Dead-variables problem:

Specializing on variables that are no longer used
[Jones:1993:PartialEvaluation].

Unstructured control flow:

Tempo applies the algorithm from [ErosaHendren94].

Could the algorithm presented in [Sakharov:1996:Specialization] be
used to do reachability analysis?

Polyvariant specialization:

Worries about code explosion due to program-point polyvariant
specialization in [Meyer:1991:Techniques].

Cmix does polyvariant program-point specialization.  Tempo does not.

Polyvariant division:

Worries about code explosion due to program-point polyvariant division
in [Consel:1996:AUniform].

Mix did polyvariant program-point division.  Tempo, Cmix, Fabius, etc. do not.

CPS:

[Consel:1991:ForABetter].

Incremental specialization:

By "incremental", Consel meant at several stages in an OS.  For example:
	-- compile time
	-- link time
	-- load time
	-- boot time
	-- run time
So, this is a little different from our lazy specialization, which is all
at run time.
(from his `93 PEPM paper)

Specialization units:

Specialization points are points reached by several static memory
states [Jones:1993:PartialEvaluation,
Bulyonkov:1996:PracticalAspects].

Our unit partitioning is vaguely similar to block specialization
[Bulyonkov:1996:PracticalAspects].  They insert explicit block
statements around statement sequences with the same "static memory
state" (think context).  Hence, their blocks begin at specialization
points.  Their approach is more restricted because of their
breadth-first "linear traversal" specialization algorithm.  They
insert specialization points when they need to delay specialization of
some statements to satisfy their (self-induced) constraints.  They
also disallow gotos into compound statements.  Configuration analysis?
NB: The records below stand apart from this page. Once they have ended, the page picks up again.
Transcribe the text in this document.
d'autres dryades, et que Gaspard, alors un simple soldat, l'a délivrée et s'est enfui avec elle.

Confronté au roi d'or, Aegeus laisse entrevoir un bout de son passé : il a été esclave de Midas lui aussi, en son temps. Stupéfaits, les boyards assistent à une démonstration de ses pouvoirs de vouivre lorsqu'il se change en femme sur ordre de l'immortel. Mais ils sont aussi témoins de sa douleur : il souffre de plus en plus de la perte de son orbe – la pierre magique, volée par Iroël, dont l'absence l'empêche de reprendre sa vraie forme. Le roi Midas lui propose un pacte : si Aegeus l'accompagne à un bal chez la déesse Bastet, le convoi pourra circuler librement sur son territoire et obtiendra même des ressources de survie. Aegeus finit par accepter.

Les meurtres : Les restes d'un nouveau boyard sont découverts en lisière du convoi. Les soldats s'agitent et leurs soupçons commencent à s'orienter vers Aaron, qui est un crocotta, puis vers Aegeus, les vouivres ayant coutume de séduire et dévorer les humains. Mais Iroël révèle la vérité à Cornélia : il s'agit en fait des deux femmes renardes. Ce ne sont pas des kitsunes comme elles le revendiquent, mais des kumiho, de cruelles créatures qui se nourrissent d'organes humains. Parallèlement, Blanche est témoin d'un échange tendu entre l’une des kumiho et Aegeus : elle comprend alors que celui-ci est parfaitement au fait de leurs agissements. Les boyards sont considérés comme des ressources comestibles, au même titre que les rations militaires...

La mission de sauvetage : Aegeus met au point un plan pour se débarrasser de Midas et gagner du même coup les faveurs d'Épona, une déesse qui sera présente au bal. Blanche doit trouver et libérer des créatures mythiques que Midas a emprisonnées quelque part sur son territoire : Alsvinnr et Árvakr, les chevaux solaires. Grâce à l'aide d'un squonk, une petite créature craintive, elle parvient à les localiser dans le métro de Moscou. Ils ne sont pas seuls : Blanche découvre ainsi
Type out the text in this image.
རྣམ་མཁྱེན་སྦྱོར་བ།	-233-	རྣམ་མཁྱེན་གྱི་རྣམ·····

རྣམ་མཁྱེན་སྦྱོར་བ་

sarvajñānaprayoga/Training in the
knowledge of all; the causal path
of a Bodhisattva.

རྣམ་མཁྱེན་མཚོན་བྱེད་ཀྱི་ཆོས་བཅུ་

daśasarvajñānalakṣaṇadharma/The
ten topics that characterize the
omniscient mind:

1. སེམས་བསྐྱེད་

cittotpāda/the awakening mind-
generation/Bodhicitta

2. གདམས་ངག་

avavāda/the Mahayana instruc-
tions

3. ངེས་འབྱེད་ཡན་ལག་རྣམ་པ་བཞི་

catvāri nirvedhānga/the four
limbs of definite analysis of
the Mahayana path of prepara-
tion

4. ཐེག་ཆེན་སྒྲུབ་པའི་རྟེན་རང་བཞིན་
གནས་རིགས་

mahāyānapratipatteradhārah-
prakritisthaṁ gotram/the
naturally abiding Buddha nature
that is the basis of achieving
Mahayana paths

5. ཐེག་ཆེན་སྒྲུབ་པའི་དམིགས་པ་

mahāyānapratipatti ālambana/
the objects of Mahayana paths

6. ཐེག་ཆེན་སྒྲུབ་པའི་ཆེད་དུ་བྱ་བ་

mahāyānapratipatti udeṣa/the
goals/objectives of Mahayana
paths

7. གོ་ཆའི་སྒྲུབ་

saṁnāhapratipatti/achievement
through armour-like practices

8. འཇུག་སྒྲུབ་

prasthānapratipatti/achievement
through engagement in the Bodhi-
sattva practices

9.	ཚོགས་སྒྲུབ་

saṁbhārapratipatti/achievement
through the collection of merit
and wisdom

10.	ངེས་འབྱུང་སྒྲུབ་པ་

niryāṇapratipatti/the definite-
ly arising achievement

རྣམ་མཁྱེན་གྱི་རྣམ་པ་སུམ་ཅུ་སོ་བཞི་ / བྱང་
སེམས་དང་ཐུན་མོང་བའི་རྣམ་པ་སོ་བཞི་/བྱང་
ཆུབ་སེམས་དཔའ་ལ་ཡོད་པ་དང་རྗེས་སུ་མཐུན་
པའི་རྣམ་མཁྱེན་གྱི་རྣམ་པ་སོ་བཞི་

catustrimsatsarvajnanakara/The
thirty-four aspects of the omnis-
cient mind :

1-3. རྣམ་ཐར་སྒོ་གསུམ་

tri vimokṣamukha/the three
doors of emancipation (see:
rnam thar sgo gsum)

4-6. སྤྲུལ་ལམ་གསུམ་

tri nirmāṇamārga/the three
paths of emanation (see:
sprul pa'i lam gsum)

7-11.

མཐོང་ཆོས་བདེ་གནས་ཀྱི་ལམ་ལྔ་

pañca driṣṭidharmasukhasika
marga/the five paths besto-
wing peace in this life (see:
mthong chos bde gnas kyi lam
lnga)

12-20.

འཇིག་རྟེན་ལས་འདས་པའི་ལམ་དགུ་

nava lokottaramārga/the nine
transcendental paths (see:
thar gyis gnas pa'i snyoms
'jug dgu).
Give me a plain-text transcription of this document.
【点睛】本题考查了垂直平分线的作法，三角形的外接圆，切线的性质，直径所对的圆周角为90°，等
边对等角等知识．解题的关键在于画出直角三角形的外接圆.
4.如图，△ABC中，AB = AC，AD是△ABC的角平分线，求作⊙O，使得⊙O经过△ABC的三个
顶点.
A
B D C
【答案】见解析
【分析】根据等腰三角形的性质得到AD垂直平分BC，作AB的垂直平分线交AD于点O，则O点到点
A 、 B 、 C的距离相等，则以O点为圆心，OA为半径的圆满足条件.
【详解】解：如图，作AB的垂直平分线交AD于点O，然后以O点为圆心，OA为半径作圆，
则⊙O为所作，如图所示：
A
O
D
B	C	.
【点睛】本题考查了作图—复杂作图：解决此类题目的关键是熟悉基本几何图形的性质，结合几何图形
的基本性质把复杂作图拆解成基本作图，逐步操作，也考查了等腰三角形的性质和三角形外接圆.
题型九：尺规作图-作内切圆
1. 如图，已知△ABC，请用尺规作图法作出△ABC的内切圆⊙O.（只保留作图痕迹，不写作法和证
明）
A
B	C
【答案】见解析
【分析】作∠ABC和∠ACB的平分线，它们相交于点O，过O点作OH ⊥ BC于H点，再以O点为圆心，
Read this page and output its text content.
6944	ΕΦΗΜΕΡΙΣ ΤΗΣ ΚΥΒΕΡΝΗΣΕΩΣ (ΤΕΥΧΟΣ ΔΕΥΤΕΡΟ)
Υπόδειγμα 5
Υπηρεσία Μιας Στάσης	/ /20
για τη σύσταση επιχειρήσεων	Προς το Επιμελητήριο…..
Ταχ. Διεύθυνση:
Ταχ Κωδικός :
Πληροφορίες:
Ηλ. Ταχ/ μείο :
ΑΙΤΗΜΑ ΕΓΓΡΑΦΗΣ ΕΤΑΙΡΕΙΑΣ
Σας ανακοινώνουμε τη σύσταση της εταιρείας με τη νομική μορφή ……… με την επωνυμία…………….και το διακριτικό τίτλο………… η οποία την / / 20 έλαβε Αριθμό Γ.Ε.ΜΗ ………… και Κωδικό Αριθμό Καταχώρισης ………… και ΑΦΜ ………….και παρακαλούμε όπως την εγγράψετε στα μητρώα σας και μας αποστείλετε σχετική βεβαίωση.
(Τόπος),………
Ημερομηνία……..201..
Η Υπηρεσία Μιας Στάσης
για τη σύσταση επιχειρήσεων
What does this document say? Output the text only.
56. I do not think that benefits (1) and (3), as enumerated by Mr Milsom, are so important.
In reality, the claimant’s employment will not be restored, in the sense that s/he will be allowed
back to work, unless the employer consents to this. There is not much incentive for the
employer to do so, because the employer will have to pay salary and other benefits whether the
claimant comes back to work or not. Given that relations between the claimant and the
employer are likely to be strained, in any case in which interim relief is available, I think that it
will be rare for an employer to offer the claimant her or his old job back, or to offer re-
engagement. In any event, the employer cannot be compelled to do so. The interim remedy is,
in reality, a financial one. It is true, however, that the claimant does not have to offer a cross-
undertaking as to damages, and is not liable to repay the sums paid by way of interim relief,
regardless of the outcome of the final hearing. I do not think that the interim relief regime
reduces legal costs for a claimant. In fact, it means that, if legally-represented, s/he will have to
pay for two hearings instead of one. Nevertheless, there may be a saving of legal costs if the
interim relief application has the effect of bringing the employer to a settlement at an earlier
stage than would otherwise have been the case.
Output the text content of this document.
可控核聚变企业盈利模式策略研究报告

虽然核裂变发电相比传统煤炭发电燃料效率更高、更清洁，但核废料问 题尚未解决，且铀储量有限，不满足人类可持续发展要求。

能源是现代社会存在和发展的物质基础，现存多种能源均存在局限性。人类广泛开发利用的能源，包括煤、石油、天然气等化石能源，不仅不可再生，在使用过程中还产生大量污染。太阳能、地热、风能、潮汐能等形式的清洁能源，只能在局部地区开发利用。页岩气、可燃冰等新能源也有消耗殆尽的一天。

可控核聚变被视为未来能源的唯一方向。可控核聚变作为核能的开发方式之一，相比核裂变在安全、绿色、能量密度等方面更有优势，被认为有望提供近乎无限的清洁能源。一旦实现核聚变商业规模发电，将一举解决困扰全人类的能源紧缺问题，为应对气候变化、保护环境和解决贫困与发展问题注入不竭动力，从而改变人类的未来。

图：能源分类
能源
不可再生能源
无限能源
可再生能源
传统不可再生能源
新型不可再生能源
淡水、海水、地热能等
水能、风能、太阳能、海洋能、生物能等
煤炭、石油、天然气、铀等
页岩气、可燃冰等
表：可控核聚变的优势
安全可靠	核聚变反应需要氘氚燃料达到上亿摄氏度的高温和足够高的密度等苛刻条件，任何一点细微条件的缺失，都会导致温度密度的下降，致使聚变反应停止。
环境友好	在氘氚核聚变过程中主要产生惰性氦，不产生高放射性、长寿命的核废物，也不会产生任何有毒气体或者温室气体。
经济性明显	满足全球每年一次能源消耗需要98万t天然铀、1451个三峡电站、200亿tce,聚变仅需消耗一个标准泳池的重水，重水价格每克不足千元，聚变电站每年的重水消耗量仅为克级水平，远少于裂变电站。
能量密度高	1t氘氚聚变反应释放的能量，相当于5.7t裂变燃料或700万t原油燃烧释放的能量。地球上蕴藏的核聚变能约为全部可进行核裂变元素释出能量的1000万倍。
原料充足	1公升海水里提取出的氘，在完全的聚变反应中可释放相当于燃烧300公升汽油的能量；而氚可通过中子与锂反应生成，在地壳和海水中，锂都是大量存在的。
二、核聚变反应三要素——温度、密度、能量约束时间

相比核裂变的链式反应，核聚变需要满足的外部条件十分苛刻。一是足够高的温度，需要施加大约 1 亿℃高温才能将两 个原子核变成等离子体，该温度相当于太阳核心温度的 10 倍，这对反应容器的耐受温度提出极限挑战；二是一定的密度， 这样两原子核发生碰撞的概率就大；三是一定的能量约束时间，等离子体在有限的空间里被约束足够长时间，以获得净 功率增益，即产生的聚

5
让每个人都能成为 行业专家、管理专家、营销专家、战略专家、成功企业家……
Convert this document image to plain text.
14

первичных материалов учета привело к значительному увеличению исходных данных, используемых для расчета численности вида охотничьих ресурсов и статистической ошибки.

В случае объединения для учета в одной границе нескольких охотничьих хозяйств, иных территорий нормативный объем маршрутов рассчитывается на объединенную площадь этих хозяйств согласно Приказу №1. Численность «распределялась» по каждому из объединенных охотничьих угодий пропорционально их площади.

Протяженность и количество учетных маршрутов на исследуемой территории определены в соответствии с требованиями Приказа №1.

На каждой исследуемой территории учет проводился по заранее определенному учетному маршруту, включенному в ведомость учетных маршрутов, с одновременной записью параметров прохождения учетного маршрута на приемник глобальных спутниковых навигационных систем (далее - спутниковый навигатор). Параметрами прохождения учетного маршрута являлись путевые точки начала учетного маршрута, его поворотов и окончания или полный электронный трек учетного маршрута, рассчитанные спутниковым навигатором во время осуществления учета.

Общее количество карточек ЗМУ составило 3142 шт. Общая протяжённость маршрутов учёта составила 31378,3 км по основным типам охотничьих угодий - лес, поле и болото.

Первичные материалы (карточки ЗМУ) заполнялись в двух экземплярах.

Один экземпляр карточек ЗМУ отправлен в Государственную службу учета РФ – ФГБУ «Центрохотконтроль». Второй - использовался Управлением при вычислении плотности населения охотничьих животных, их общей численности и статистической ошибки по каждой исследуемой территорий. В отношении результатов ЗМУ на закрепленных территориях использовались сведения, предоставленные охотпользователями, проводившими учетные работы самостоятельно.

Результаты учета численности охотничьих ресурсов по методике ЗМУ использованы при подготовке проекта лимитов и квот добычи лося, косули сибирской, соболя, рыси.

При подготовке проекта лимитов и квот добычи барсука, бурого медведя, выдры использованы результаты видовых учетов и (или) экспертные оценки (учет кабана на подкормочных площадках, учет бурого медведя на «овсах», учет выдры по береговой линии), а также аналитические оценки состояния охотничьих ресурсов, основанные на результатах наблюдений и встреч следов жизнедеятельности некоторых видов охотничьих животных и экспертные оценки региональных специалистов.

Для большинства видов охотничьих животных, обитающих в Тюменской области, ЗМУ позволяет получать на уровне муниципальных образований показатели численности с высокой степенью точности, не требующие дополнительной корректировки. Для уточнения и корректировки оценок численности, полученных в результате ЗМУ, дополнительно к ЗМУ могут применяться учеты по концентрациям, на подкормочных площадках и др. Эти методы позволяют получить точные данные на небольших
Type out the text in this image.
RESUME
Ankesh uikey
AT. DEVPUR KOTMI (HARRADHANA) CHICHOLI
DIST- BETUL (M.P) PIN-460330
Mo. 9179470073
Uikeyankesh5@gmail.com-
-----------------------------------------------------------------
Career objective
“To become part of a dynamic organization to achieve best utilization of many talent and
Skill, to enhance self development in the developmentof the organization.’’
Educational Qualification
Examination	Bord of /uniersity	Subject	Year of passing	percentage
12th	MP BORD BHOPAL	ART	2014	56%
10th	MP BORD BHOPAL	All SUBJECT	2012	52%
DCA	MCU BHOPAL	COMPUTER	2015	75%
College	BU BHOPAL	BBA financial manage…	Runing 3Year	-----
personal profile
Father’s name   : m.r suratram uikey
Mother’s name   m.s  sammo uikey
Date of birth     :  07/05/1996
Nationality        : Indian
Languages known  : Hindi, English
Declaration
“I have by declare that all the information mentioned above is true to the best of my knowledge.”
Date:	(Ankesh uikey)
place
Control over specialization:

Termination:

"Conditional markers" on their specializer's stack of calls being
specialized indicate "speculative" specialization.  "If there is a
conditional marker before the most recent call to the same closure, it
means that the call about to be made is speculative, and that
unfolding it may lead to specializer loops that don't correspond to
runtime loops.  When such a call is detected, Fuse elects to
specialize rather than unfold.  Abstraction of arguments occurs at
this point..."  [WeiseDanie1991a].

Tempo
	- polyvariant function division
	- polyvariant function specialization
	- special hack to unroll simple loops
	- can't deal with both static and dynamic loop exits
	- promotions of parameters or globals only at certain function
	  entries listed as entry points in an input file to the BTA;
	  variables to be promoted are annotated as static
	- first converts to structured code
	- also extracts templates
	- also produces generating extensions
	- performs compile-time specialization as well
	- interprocedural analysis
	- partially static structures
	- alias and side-effect analysis
	- static return values of residual calls

Schism

Fabius

Cmix
	- polyvariant specialization of C functions
	- polyvariance at program points: at control flow merges splitting is 
	  done unless C-Mix can determine that the static store is "similar"
	  that allows polyvariance after dynamic ifs. There is no mention of 
	  a reachability analysis, so I am not sure how this works in detail.
	  There's an example where C-Mix multi-way unrolls a binary search 
	  function, though, so it seems to work..
	- no polyvariant division 
	- no partially static data structure (structs must be 
	completely dynamic / static) - what about array splitting?

`C
	- requires use of a new language to use it; can't be used to
	  optimize existing C programs with run-time code generation
	- difficult to debug
	- difficult to statically optimize across tick expressions
	- cannot unroll loops with early exits (breaks)
	- `C programs manipulate code; DyC programs manipulate data
	- we can generate arbitrary code graphs (even ones with merges
	  and loops, thanks to our cache lookups and backpatching) by
	  unrolling an interpreter loop for a language with branches
	- with specialized varargs, we can do anything they can do and
	  more by specializing a simulator of their system
	  [Ershov:1982:MixedComputation]
	- run-time inlining through function pointers would lend a
	  more straightforward emulation
	- in our target applications, our system is more
	  straightforward to use (just a few make_static annotations)